Rheology, extrudability and mechanical properties of ceramizable silicone composites
Dariusz M. Bieliński, Rafał Anyszka, Marcin Masłowski, Tomasz Pingot, Zbigniew Pędzich
Quarterly No. 3, 2011 pages 252-257
DOI:
keywords: cables, ceramizable silicone composites, rheological characteristic, extrudability, mechanical properties
abstract Ceramizable silicone composites of various origin, designated as A, B and C, which can be used for insulation jackets of electrical cables, were the subject of investigations. The rheology and processing studies of the materials were carried out with a one-screw laboratory Brabender Measuring Extruder 19/10 DW (Germany), operating with a screw rotational speed from 10 to 200 rpm. For evaluation of the rheological characteristics of the mixes, ƞ = f(ɣR) an oval capillary die head was used, whereas a Garvey’s head was mounted to the machine for determination of the extrusion rate, linear shrinkage and swelling of the extrudate (Barrus’ effect). Extrudability studies of the mixes were carried out according to ASTM D 2230-83. The vulcametric characteristics of the materials contained 2,4 (di)chloro benzoyl peroxide, as a curing agent, were evaluated with a Monsanto 100 (USA) vulcameter, according to ISO 3417. The mechanical properties - tensile strength (TS) and tear strength (TES) of the crosslinked composites were determined with a universal mechanical testing machine Zwick 1435 (Germany) according to ISO 37 and ISO 34 standards respectively.
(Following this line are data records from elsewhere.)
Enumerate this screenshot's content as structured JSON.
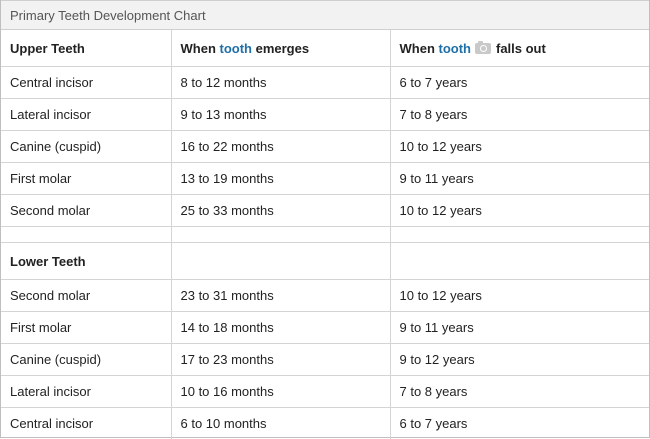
{
  "caption": "Primary Teeth Development Chart",
  "headers": {
    "col1": "Upper Teeth",
    "col2_pre": "When ",
    "col2_hl": "tooth",
    "col2_post": " emerges",
    "col3_pre": "When ",
    "col3_hl": "tooth",
    "col3_post": "falls out",
    "camera_icon": "camera-icon"
  },
  "upper": [
    {
      "tooth": "Central incisor",
      "emerges": "8 to 12 months",
      "falls_out": "6 to 7 years"
    },
    {
      "tooth": "Lateral incisor",
      "emerges": "9 to 13 months",
      "falls_out": "7 to 8 years"
    },
    {
      "tooth": "Canine (cuspid)",
      "emerges": "16 to 22 months",
      "falls_out": "10 to 12 years"
    },
    {
      "tooth": "First molar",
      "emerges": "13 to 19 months",
      "falls_out": "9 to 11 years"
    },
    {
      "tooth": "Second molar",
      "emerges": "25 to 33 months",
      "falls_out": "10 to 12 years"
    }
  ],
  "lower_label": "Lower Teeth",
  "lower": [
    {
      "tooth": "Second molar",
      "emerges": "23 to 31 months",
      "falls_out": "10 to 12 years"
    },
    {
      "tooth": "First molar",
      "emerges": "14 to 18 months",
      "falls_out": "9 to 11 years"
    },
    {
      "tooth": "Canine (cuspid)",
      "emerges": "17 to 23 months",
      "falls_out": "9 to 12 years"
    },
    {
      "tooth": "Lateral incisor",
      "emerges": "10 to 16 months",
      "falls_out": "7 to 8 years"
    },
    {
      "tooth": "Central incisor",
      "emerges": "6 to 10 months",
      "falls_out": "6 to 7 years"
    }
  ]
}
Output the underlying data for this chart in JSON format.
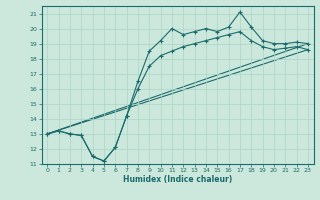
{
  "xlabel": "Humidex (Indice chaleur)",
  "bg_color": "#cce8dd",
  "line_color": "#1a6b6b",
  "grid_color": "#aad4c4",
  "xlim": [
    -0.5,
    23.5
  ],
  "ylim": [
    11,
    21.5
  ],
  "yticks": [
    11,
    12,
    13,
    14,
    15,
    16,
    17,
    18,
    19,
    20,
    21
  ],
  "xticks": [
    0,
    1,
    2,
    3,
    4,
    5,
    6,
    7,
    8,
    9,
    10,
    11,
    12,
    13,
    14,
    15,
    16,
    17,
    18,
    19,
    20,
    21,
    22,
    23
  ],
  "curve1_x": [
    0,
    1,
    2,
    3,
    4,
    5,
    6,
    7,
    8,
    9,
    10,
    11,
    12,
    13,
    14,
    15,
    16,
    17,
    18,
    19,
    20,
    21,
    22,
    23
  ],
  "curve1_y": [
    13.0,
    13.2,
    13.0,
    12.9,
    11.5,
    11.2,
    12.1,
    14.2,
    16.5,
    18.5,
    19.2,
    20.0,
    19.6,
    19.8,
    20.0,
    19.8,
    20.1,
    21.1,
    20.1,
    19.2,
    19.0,
    19.0,
    19.1,
    19.0
  ],
  "curve2_x": [
    0,
    1,
    2,
    3,
    4,
    5,
    6,
    7,
    8,
    9,
    10,
    11,
    12,
    13,
    14,
    15,
    16,
    17,
    18,
    19,
    20,
    21,
    22,
    23
  ],
  "curve2_y": [
    13.0,
    13.2,
    13.0,
    12.9,
    11.5,
    11.2,
    12.1,
    14.2,
    16.0,
    17.5,
    18.2,
    18.5,
    18.8,
    19.0,
    19.2,
    19.4,
    19.6,
    19.8,
    19.2,
    18.8,
    18.6,
    18.7,
    18.8,
    18.6
  ],
  "line1_x": [
    0,
    23
  ],
  "line1_y": [
    13.0,
    18.6
  ],
  "line2_x": [
    0,
    23
  ],
  "line2_y": [
    13.0,
    19.0
  ],
  "marker": "+"
}
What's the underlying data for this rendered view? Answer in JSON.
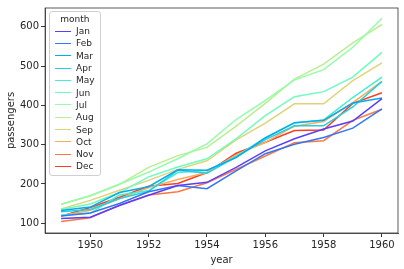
{
  "chart_data": {
    "type": "line",
    "x_label": "year",
    "y_label": "passengers",
    "x": [
      1949,
      1950,
      1951,
      1952,
      1953,
      1954,
      1955,
      1956,
      1957,
      1958,
      1959,
      1960
    ],
    "series": [
      {
        "name": "Jan",
        "color": "#5a3dfd",
        "values": [
          112,
          115,
          145,
          171,
          196,
          204,
          242,
          284,
          315,
          340,
          360,
          417
        ]
      },
      {
        "name": "Feb",
        "color": "#3177f8",
        "values": [
          118,
          126,
          150,
          180,
          196,
          188,
          233,
          277,
          301,
          318,
          342,
          391
        ]
      },
      {
        "name": "Mar",
        "color": "#0aa9ee",
        "values": [
          132,
          141,
          178,
          193,
          236,
          235,
          267,
          317,
          356,
          362,
          406,
          419
        ]
      },
      {
        "name": "Apr",
        "color": "#1dd2e2",
        "values": [
          129,
          135,
          163,
          181,
          235,
          227,
          269,
          313,
          348,
          348,
          396,
          461
        ]
      },
      {
        "name": "May",
        "color": "#45eed2",
        "values": [
          121,
          125,
          172,
          183,
          229,
          234,
          270,
          318,
          355,
          363,
          420,
          472
        ]
      },
      {
        "name": "Jun",
        "color": "#6cfdbf",
        "values": [
          135,
          149,
          178,
          218,
          243,
          264,
          315,
          374,
          422,
          435,
          472,
          535
        ]
      },
      {
        "name": "Jul",
        "color": "#93fda9",
        "values": [
          148,
          170,
          199,
          230,
          264,
          302,
          364,
          413,
          465,
          491,
          548,
          622
        ]
      },
      {
        "name": "Aug",
        "color": "#baee91",
        "values": [
          148,
          170,
          199,
          242,
          272,
          293,
          347,
          405,
          467,
          505,
          559,
          606
        ]
      },
      {
        "name": "Sep",
        "color": "#e2d277",
        "values": [
          136,
          158,
          184,
          209,
          237,
          259,
          312,
          355,
          404,
          404,
          463,
          508
        ]
      },
      {
        "name": "Oct",
        "color": "#ffa95a",
        "values": [
          119,
          133,
          162,
          191,
          211,
          229,
          274,
          306,
          347,
          359,
          407,
          461
        ]
      },
      {
        "name": "Nov",
        "color": "#ff773d",
        "values": [
          104,
          114,
          146,
          172,
          180,
          203,
          237,
          271,
          305,
          310,
          362,
          390
        ]
      },
      {
        "name": "Dec",
        "color": "#ff3d1f",
        "values": [
          118,
          140,
          166,
          194,
          201,
          229,
          278,
          306,
          336,
          337,
          405,
          432
        ]
      }
    ],
    "xlim": [
      1948.45,
      1960.55
    ],
    "xticks": [
      1950,
      1952,
      1954,
      1956,
      1958,
      1960
    ],
    "ylim": [
      75,
      648
    ],
    "yticks": [
      100,
      200,
      300,
      400,
      500,
      600
    ],
    "grid": false,
    "legend": "upper left",
    "legend_title": "month"
  }
}
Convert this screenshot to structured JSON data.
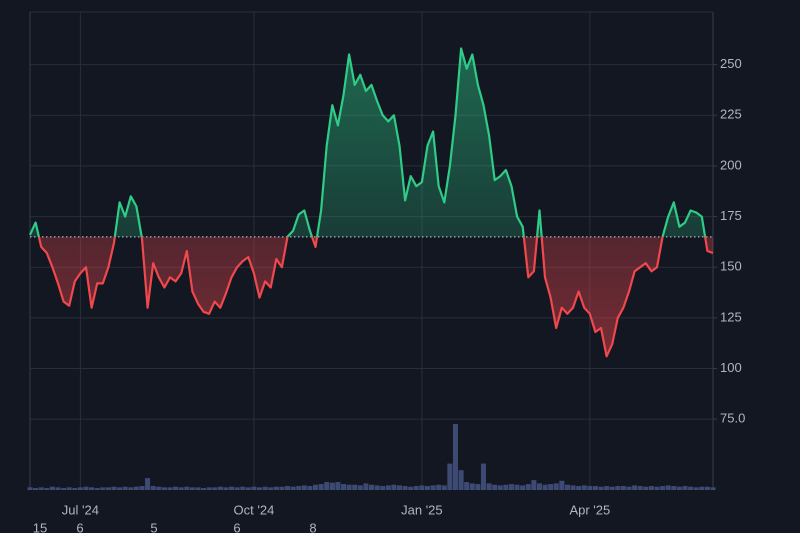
{
  "chart_data": {
    "type": "baseline",
    "categories": [
      null,
      null,
      null,
      null,
      null,
      null,
      null,
      null,
      null,
      "Jul '24",
      null,
      null,
      null,
      null,
      null,
      null,
      null,
      null,
      null,
      null,
      null,
      null,
      null,
      null,
      null,
      null,
      null,
      null,
      null,
      null,
      null,
      null,
      null,
      null,
      null,
      null,
      null,
      null,
      null,
      null,
      "Oct '24",
      null,
      null,
      null,
      null,
      null,
      null,
      null,
      null,
      null,
      null,
      null,
      null,
      null,
      null,
      null,
      null,
      null,
      null,
      null,
      null,
      null,
      null,
      null,
      null,
      null,
      null,
      null,
      null,
      null,
      "Jan '25",
      null,
      null,
      null,
      null,
      null,
      null,
      null,
      null,
      null,
      null,
      null,
      null,
      null,
      null,
      null,
      null,
      null,
      null,
      null,
      null,
      null,
      null,
      null,
      null,
      null,
      null,
      null,
      null,
      null,
      "Apr '25",
      null,
      null,
      null,
      null,
      null,
      null,
      null,
      null,
      null,
      null,
      null,
      null,
      null,
      null,
      null,
      null,
      null,
      null,
      null,
      null,
      null,
      null
    ],
    "values": [
      166,
      172,
      160,
      157,
      150,
      142,
      133,
      131,
      143,
      147,
      150,
      130,
      142,
      142,
      150,
      162,
      182,
      175,
      185,
      180,
      164,
      130,
      152,
      145,
      140,
      145,
      143,
      147,
      158,
      138,
      132,
      128,
      127,
      133,
      130,
      137,
      145,
      150,
      153,
      155,
      147,
      135,
      143,
      140,
      154,
      150,
      165,
      168,
      176,
      178,
      168,
      160,
      178,
      210,
      230,
      220,
      235,
      255,
      240,
      245,
      237,
      240,
      232,
      225,
      222,
      225,
      210,
      183,
      195,
      190,
      192,
      210,
      217,
      190,
      182,
      200,
      225,
      258,
      248,
      255,
      240,
      230,
      215,
      193,
      195,
      198,
      190,
      175,
      170,
      145,
      148,
      178,
      145,
      135,
      120,
      130,
      127,
      130,
      138,
      130,
      127,
      118,
      120,
      106,
      112,
      125,
      130,
      138,
      148,
      150,
      152,
      148,
      150,
      165,
      175,
      182,
      170,
      172,
      178,
      177,
      175,
      158,
      157
    ],
    "volume": [
      4,
      3,
      4,
      3,
      5,
      4,
      3,
      4,
      3,
      4,
      5,
      4,
      3,
      4,
      4,
      5,
      4,
      5,
      4,
      5,
      6,
      18,
      6,
      5,
      4,
      4,
      5,
      4,
      5,
      4,
      4,
      3,
      4,
      4,
      5,
      4,
      5,
      4,
      5,
      4,
      5,
      4,
      5,
      4,
      5,
      5,
      6,
      5,
      6,
      7,
      6,
      8,
      9,
      12,
      11,
      12,
      9,
      8,
      8,
      7,
      10,
      8,
      7,
      6,
      7,
      8,
      7,
      6,
      5,
      6,
      7,
      6,
      7,
      8,
      7,
      40,
      100,
      30,
      12,
      10,
      9,
      40,
      10,
      8,
      7,
      8,
      9,
      8,
      7,
      9,
      15,
      10,
      8,
      9,
      10,
      14,
      8,
      7,
      6,
      7,
      6,
      6,
      5,
      6,
      5,
      6,
      6,
      5,
      7,
      6,
      5,
      6,
      5,
      6,
      7,
      6,
      5,
      6,
      5,
      4,
      5,
      5,
      4
    ],
    "baseline": 165,
    "ylim": [
      40,
      276
    ],
    "yticks": [
      {
        "value": 75,
        "label": "75.0"
      },
      100,
      125,
      150,
      175,
      200,
      225,
      250
    ],
    "grid": true,
    "up_color": "#2ecc87",
    "down_color": "#f0484d",
    "volume_color": "#3d4a73",
    "bottom_labels": [
      "15",
      "6",
      "5",
      "6",
      "8"
    ]
  }
}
Despite similar rheological characteristics, mix A exhibits the best extrudability. It manifests itself by the highest extrusion rate, minimum linear shrinkage and the lowest expansion of the extrudate among the materials studied. All the mixes studied can be extruded with a wide range of screw rotational speed. The higher the rotational speed, the better the efficiency of extrusion, which meets industrial expectations. Edge defects appear on the surface of the extrudates when the rotational speed is low (below 60÷90 rpm). The mechanical properties of the composites studied meet the requirements of the cable industry: TS = 7÷9 MPa, TES = 12÷15 kN/m and EB ≈ 300%. The composition of the mineral phase, in a glaze and silicone rubber matrix, is responsible for the differences in the extrudability of the composites studied. Composites containing small particles of milled quartz and wollastonite dominate over the one based on large particles of mica and zinc oxide, regarding the processing parameters.